We wanted to continue to update you on new developments over the past few months in matters related to the estate tax.

  • Despite reports stating that an estate tax deal was imminent, on May 18, Senate negotiators said that an agreement regarding estate taxes was on the verge of collapse after a majority of the Democratic caucus expressed concerns about voting for an expensive tax cut for wealthy families. Senate Finance Commissioner Max Baucus (D-Mont.) said “there is no agreement on the estate tax in either substance or process. None whatsoever.” Lobbyists said they believed the deal would have resulted in a top tax rate of 35 percent with a $5 million exemption level for individuals ($10 million for couples), with both figures indexed for inflation. They also believed it would have eliminated the chances of a retroactive estate tax increase.
  • We previously wrote about bills being filed in both the Florida House and Senate in February, 2010 to impose a Florida estate tax on non-residents who own real or personal property in Florida and who reside in states that tax Florida residents who own property in those states. If enacted, the law would have been effective July 1, 2010. Both bills died in committee on April 30.
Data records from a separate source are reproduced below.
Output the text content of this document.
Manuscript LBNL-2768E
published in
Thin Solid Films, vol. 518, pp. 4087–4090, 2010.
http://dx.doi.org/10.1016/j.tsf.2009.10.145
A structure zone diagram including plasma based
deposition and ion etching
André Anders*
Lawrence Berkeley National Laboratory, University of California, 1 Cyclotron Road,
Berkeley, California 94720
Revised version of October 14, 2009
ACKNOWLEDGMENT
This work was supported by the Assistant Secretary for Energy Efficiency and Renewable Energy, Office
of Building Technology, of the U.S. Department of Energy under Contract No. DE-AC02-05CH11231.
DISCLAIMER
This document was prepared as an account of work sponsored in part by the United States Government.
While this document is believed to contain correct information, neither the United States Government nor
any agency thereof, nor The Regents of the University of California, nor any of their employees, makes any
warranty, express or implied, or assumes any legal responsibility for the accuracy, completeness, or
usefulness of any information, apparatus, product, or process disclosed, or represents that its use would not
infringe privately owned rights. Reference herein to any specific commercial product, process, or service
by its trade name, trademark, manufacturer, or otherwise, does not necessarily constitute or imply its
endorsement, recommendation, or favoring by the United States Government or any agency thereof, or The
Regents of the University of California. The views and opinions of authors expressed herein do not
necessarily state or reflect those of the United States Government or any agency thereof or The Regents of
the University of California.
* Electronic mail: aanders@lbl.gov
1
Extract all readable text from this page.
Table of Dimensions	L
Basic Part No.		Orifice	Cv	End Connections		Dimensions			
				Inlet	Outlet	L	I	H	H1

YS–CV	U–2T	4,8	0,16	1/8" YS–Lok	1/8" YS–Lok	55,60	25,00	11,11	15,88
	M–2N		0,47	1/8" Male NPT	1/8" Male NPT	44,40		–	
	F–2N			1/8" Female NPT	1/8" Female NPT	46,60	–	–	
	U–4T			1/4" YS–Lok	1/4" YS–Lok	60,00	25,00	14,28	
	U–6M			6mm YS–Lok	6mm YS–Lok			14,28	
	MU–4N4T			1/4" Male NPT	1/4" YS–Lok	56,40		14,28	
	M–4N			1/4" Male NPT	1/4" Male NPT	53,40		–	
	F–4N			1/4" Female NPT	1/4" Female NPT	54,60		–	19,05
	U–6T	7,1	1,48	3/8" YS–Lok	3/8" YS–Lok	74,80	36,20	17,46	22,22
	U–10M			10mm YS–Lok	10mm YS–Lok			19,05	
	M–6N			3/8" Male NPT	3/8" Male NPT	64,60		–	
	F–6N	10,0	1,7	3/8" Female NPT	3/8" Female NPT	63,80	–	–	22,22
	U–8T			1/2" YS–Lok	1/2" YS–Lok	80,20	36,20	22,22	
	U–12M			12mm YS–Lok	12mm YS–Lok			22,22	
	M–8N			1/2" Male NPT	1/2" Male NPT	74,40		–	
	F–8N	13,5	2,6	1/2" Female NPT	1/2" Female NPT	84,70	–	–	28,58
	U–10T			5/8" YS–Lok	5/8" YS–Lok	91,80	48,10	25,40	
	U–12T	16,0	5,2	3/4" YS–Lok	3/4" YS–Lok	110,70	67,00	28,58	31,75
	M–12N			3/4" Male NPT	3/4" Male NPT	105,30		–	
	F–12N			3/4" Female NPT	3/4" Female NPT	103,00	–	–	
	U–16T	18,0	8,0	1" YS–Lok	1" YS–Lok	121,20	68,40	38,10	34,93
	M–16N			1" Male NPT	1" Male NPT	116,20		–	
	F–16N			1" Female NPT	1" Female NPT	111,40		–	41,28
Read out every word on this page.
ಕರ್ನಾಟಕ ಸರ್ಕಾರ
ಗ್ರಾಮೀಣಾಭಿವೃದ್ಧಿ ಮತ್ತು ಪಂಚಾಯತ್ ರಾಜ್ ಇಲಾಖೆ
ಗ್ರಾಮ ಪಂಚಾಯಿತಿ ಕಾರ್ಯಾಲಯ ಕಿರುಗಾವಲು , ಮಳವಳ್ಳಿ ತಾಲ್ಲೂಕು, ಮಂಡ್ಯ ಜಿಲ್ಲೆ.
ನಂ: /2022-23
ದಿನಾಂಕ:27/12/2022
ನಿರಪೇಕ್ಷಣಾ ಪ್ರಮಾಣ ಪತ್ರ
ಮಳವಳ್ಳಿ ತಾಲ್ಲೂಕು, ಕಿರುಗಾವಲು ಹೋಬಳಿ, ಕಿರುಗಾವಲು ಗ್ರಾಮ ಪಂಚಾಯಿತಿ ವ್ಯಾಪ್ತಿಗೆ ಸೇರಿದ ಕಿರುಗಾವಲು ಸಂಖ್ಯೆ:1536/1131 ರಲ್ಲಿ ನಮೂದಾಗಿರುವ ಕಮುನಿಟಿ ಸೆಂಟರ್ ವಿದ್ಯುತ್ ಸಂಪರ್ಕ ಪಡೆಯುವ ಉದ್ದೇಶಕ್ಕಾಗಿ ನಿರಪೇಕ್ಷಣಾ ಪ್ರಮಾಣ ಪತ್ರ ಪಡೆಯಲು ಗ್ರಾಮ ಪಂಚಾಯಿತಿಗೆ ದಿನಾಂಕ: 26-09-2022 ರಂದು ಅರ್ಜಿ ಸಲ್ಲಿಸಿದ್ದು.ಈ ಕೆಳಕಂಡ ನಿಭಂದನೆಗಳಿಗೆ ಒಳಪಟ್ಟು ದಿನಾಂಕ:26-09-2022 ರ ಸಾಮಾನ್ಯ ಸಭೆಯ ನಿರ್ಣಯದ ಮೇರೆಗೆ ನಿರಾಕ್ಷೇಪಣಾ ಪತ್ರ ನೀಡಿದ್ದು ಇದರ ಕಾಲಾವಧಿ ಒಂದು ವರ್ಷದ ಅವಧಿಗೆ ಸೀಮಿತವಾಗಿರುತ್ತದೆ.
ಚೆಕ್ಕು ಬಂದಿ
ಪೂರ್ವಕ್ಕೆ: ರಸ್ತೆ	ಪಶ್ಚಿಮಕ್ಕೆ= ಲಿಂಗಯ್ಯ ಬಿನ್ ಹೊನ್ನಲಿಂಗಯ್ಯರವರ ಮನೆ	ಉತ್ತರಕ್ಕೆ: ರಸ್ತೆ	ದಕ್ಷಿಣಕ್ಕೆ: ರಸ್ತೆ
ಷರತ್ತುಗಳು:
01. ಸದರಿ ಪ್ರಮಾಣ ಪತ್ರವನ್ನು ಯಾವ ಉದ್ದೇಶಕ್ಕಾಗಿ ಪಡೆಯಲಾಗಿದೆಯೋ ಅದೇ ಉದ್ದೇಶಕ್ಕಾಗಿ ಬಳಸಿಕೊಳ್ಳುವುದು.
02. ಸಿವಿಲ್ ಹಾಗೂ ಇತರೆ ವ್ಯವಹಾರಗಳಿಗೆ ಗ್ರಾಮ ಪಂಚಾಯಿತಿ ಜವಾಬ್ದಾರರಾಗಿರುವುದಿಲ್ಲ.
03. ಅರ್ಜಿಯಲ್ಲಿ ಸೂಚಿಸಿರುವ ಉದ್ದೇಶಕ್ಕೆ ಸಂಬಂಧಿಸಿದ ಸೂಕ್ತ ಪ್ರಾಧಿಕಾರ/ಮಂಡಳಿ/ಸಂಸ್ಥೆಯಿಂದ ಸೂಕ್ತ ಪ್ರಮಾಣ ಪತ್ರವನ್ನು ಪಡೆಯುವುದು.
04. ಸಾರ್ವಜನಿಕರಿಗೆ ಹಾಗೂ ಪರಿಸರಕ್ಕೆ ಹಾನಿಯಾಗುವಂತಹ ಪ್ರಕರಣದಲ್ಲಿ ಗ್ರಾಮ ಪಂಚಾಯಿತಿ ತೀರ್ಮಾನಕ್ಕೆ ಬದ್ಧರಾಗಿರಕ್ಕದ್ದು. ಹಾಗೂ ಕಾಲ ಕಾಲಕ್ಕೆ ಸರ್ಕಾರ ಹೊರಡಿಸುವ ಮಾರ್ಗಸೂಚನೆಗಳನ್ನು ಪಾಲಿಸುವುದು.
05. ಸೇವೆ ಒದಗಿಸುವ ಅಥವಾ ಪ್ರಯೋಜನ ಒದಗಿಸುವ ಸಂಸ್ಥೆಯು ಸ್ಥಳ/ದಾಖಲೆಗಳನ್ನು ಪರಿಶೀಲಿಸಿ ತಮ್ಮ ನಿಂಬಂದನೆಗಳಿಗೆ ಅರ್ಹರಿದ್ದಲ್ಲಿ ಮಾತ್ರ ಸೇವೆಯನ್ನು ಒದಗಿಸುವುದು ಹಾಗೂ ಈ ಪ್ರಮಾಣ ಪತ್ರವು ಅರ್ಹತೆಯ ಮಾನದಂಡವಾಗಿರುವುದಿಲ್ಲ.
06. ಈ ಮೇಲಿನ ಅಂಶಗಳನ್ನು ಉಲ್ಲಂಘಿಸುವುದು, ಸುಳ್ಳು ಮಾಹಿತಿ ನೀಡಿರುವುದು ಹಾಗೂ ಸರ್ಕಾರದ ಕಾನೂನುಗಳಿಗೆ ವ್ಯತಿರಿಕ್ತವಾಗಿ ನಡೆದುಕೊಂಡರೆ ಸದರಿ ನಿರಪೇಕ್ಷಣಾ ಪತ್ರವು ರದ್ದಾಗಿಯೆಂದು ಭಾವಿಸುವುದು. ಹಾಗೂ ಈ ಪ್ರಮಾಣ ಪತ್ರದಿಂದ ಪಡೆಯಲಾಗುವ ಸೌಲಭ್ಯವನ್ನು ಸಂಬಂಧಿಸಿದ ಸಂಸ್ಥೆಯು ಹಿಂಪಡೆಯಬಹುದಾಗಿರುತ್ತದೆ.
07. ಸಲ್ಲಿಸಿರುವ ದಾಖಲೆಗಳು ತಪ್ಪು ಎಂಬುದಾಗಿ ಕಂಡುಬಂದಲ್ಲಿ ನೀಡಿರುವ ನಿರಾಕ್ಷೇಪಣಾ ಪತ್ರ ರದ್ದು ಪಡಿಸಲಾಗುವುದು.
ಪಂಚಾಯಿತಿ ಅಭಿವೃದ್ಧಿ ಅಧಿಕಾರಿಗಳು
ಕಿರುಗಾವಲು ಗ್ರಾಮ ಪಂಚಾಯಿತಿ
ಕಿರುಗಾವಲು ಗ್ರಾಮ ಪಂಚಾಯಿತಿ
  • In New York, an amended version of a bill was recently introduced to amend the estates, powers and trusts law to deal with certain formula clauses in Wills and trusts for estates of decedents dying in 2010. The amended bill provides, in essence, that for decedents dying in 2010, a formula clause in a dispositive instrument providing for a bequest of the maximum amount that can pass free of federal estate or GST taxes, shall be construed with respect to the law in effect for decedents dying on December 31, 2009. While we encourage all clients to review their planning documents in light of repeal, this bill could serve as a backstop for those clients who have documents drafted with formula clauses that are not applicable as a result of the estate tax repeal.
  • A similar bill was introduced in the New Jersey Senate on May 20 to clarify the interpretation of certain formula clauses in Wills and trusts executed before 2010.